Ela aponta que, ao longo do ano, emoções e tensões se acumulam. "A gente acumula mais do que percebe, emoções, expectativas, conflitos e sobrecarga mental", afirma. Para Sandra, os rituais ajudam porque atuam em diferentes níveis. "Eles atuam no emocional, trazendo alívio; no mental, promovendo foco; e no vibracional, abrindo espaço para o novo", explica Sandra Avramidis.

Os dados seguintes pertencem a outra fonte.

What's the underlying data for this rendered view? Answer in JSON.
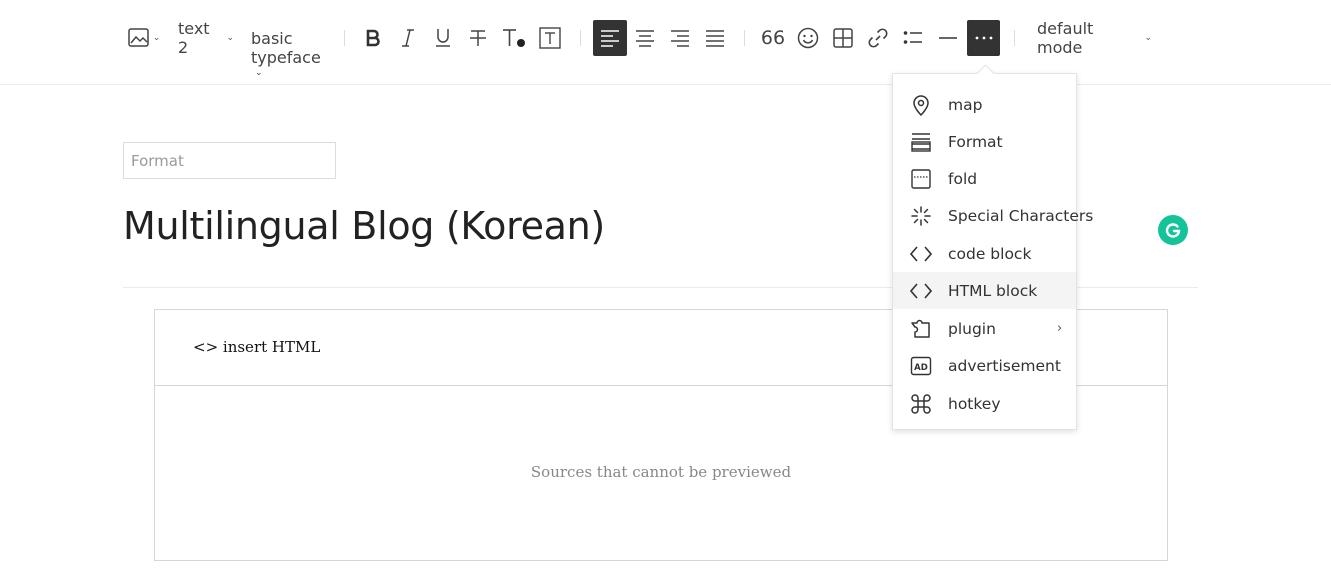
{
  "toolbar": {
    "image_icon": "image-icon",
    "text_style": "text 2",
    "typeface_line1": "basic",
    "typeface_line2": "typeface",
    "quote_label": "66",
    "mode_label": "default mode"
  },
  "editor": {
    "format_placeholder": "Format",
    "title": "Multilingual Blog (Korean)",
    "html_block_label": "<> insert HTML",
    "preview_note": "Sources that cannot be previewed"
  },
  "menu": {
    "items": [
      {
        "label": "map",
        "icon": "map-pin-icon"
      },
      {
        "label": "Format",
        "icon": "format-icon"
      },
      {
        "label": "fold",
        "icon": "fold-icon"
      },
      {
        "label": "Special Characters",
        "icon": "special-characters-icon"
      },
      {
        "label": "code block",
        "icon": "code-icon"
      },
      {
        "label": "HTML block",
        "icon": "html-icon"
      },
      {
        "label": "plugin",
        "icon": "plugin-icon"
      },
      {
        "label": "advertisement",
        "icon": "ad-icon"
      },
      {
        "label": "hotkey",
        "icon": "command-icon"
      }
    ]
  },
  "colors": {
    "active_button": "#333333",
    "grammarly": "#15c39a",
    "menu_hover": "#f4f4f4"
  }
}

Na vivência prática, esses rituais nem sempre são solenes. A assistente social Jordana Moreira, 22, conta que decidiu experimentar algo diferente na última virada. "Na virada de 2025, comi 12 uvas debaixo da mesa à meia-noite", relata. A ideia surgiu a partir de incentivos de uma amiga. "Ela me mandava vídeos e me incentivava a fazer esse ritual como forma de atrair prosperidade, especialmente para a vida pessoal e amorosa."

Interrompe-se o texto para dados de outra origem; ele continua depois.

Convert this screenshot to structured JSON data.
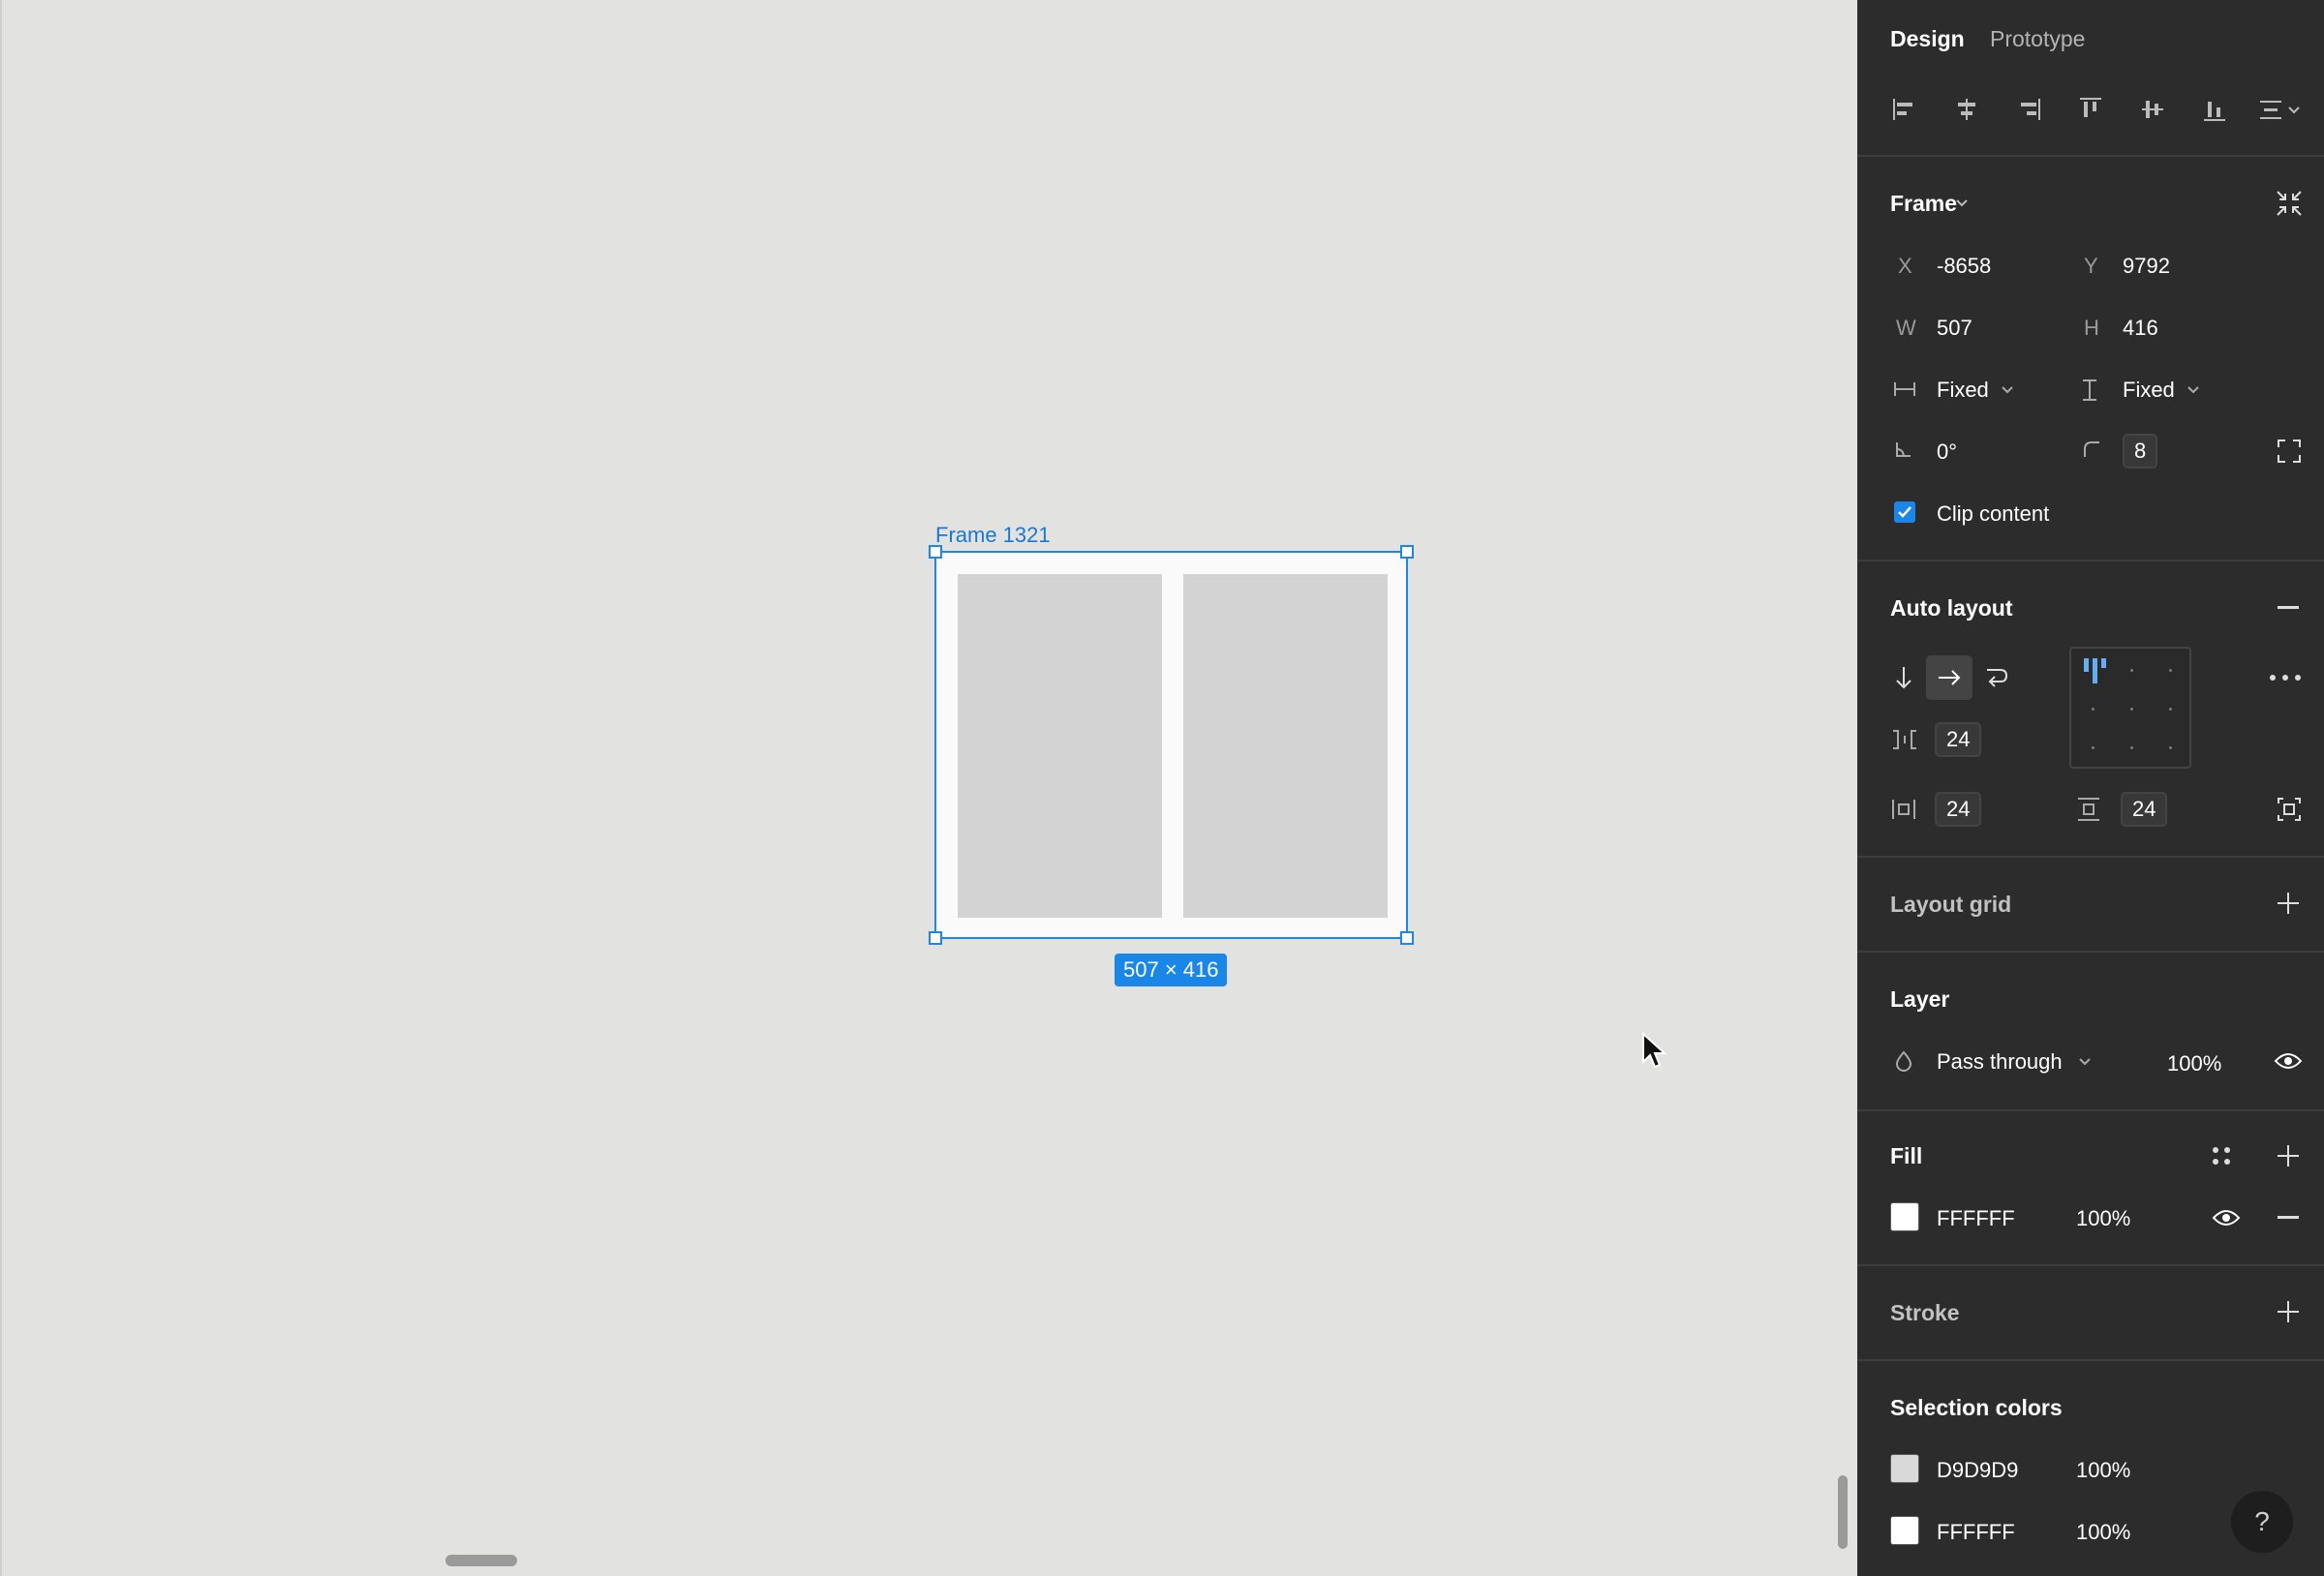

Jordana relata que, no início deste ano, começou a se aproximar romanticamente de um amigo da universidade e, atualmente, os dois estão juntos. Além disso, ela se formou na faculdade e chegou à última etapa de um concurso que desejava muito.
Para Jordana, os rituais não precisam virar tradição fixa. Ela prefere mudar a cada ano, experimentar coisas novas e não se prender a um único gesto. Embora tenha feito o ritual mais por diversão, por estar ao lado da melhor amiga e da prima, ela reconhece que sempre existe uma intenção por trás, mesmo quando tudo começa de forma leve. Hoje, o que não pode faltar em sua virada de ano é a presença de pessoas que ama, sejam familiares ou amigos.

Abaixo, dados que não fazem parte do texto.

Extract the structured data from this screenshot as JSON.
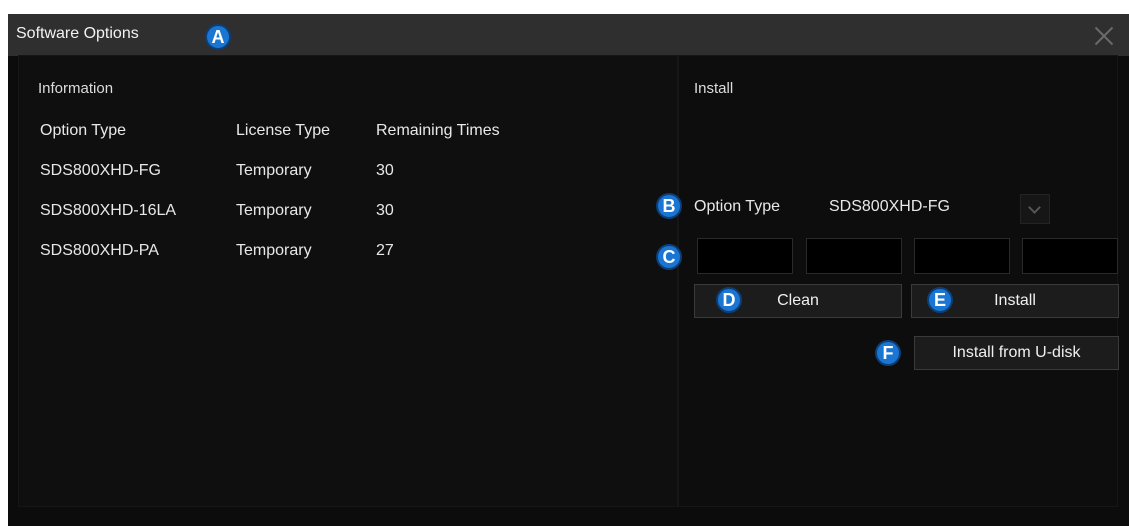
{
  "window": {
    "title": "Software Options"
  },
  "info": {
    "section_title": "Information",
    "columns": [
      "Option Type",
      "License Type",
      "Remaining Times"
    ],
    "rows": [
      [
        "SDS800XHD-FG",
        "Temporary",
        "30"
      ],
      [
        "SDS800XHD-16LA",
        "Temporary",
        "30"
      ],
      [
        "SDS800XHD-PA",
        "Temporary",
        "27"
      ]
    ]
  },
  "install": {
    "section_title": "Install",
    "option_type_label": "Option Type",
    "option_type_value": "SDS800XHD-FG",
    "code_fields": [
      "",
      "",
      "",
      ""
    ],
    "clean_label": "Clean",
    "install_label": "Install",
    "install_udisk_label": "Install from U-disk"
  },
  "badges": {
    "a": "A",
    "b": "B",
    "c": "C",
    "d": "D",
    "e": "E",
    "f": "F"
  },
  "colors": {
    "badge": "#1a76d2",
    "titlebar": "#2f2f2f",
    "background": "#0c0c0c"
  },
  "icons": {
    "close": "close-icon",
    "select": "chevron-down-icon"
  }
}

Já para a arquiteta Fernanda Christine, 44, alguns rituais se mantêm ao longo do tempo, criando um marco emocional e espiritual para a virada. Ela conta que costuma unir gestos simples, mas cheios de significado, como uma oração de agradecimento e entrega, a escrita de metas guardadas na agenda e três voltas simbólicas em torno da mala, como abertura para viagens. Em família, também fazem uma cápsula do tempo com desejos e intenções de cada um.
Ao olhar para o ano que passou, Fernanda percebe alinhamento entre intenção e escolhas. "Mais do que 'dar certo', o que acontece é um alinhamento, as escolhas do dia a dia passam a caminhar na direção daquilo que foi intencionado", diz. Para ela, os rituais não são mágicos. "São gestos conscientes que organizam o coração, a mente e a direção que quero seguir."
Entre histórias pessoais e explicações simbólicas, os rituais de ano-novo seguem atravessando gerações. Eles não garantem mudanças imediatas, mas ajudam a elaborar despedidas, alinhar intenções e atravessar o tempo com mais clareza, presença e propósito.